Investment trusts, a cornerstone of the London Stock Exchange since their inception in 1868, are experiencing a surprising resurgence in popularity, particularly among younger generations. This renewed interest comes despite new data revealing that a significant majority of the UK population cannot confidently explain what these investment vehicles are or how they function. This disconnect highlights a potential educational gap while simultaneously signalling a shift in investment behaviour among a cohort often associated with newer, more accessible investment platforms.
Historically, investment trusts have been a favoured tool for long-term investors seeking diversified exposure to various asset classes, from global equities to private equity and property. Unlike open-ended funds, which issue or redeem shares based on demand, investment trusts are publicly traded companies with a fixed number of shares listed on a stock exchange. This structure means their share price can trade at a premium or discount to their net asset value (NAV), adding another layer of complexity and opportunity for investors.
The current landscape of low interest rates, although recently subject to increases by the Bank of England to combat inflation, has nudged many UK savers to seek higher returns than traditional savings accounts offer. For younger investors, who may have a longer investment horizon, the potential for both income and capital growth offered by investment trusts can be appealing. Furthermore, the diversification inherent in many trusts can help mitigate risk, a key consideration for those new to the investment world.
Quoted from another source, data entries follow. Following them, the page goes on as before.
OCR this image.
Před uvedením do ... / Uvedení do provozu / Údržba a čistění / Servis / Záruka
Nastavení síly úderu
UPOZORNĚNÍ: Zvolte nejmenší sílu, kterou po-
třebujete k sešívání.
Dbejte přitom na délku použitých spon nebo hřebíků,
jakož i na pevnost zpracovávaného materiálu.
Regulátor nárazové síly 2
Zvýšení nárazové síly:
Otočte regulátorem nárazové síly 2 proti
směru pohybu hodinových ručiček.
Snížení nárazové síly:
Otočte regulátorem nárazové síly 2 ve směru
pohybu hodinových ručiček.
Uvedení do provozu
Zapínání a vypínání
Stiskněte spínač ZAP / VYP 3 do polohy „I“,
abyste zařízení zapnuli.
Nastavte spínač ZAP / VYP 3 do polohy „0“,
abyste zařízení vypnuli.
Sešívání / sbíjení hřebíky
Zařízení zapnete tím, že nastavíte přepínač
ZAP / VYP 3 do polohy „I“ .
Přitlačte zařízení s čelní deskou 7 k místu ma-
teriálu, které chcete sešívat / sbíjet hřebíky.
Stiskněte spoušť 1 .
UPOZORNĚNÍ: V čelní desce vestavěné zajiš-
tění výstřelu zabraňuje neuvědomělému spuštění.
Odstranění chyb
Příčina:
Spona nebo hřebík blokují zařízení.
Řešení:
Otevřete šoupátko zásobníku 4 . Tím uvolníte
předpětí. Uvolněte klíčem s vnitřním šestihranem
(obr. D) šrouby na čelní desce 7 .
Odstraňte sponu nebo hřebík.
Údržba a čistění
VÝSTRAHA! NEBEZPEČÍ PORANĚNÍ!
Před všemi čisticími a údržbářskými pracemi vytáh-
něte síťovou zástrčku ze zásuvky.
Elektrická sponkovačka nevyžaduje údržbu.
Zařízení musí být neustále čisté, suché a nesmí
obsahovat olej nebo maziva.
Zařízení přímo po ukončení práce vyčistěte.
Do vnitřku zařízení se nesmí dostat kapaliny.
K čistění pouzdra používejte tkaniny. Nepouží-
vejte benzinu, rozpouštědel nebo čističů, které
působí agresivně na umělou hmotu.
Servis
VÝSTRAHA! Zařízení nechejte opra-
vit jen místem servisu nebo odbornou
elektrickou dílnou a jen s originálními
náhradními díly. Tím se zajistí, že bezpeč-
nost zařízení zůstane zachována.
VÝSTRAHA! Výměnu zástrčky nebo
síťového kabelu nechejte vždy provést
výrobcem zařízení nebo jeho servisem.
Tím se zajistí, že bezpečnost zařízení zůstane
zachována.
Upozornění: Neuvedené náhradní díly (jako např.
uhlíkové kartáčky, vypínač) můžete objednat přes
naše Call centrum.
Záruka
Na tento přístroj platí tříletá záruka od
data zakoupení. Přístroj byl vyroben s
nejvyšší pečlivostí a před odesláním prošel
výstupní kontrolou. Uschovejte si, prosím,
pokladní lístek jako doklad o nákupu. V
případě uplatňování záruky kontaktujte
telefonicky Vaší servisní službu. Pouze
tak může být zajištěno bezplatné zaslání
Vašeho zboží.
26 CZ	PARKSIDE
For UK households and businesses, understanding investment trusts could open up new avenues for wealth creation. Savers, particularly those with a long-term view, might find them an alternative to cash savings, which have seen their real value eroded by inflation. Mortgage holders, facing higher borrowing costs, might look to such investments to grow their capital over time. However, it is crucial to remember that all investments carry risk, and the value of investments, and the income from them, can fall as well as rise. The FTSE 100, where many investment trusts are listed, reflects broader market sentiment, and its performance can influence trust share prices.
The Bank of England's ongoing efforts to manage inflation and interest rates create a dynamic environment for investors. While higher interest rates can make some fixed-income investments more attractive, the long-term growth potential of equities and other assets held within investment trusts continues to draw attention. For those considering these options, a thorough understanding of their structure, charges, and underlying investments is paramount. Potential investors should seek professional financial advice before making any investment decisions.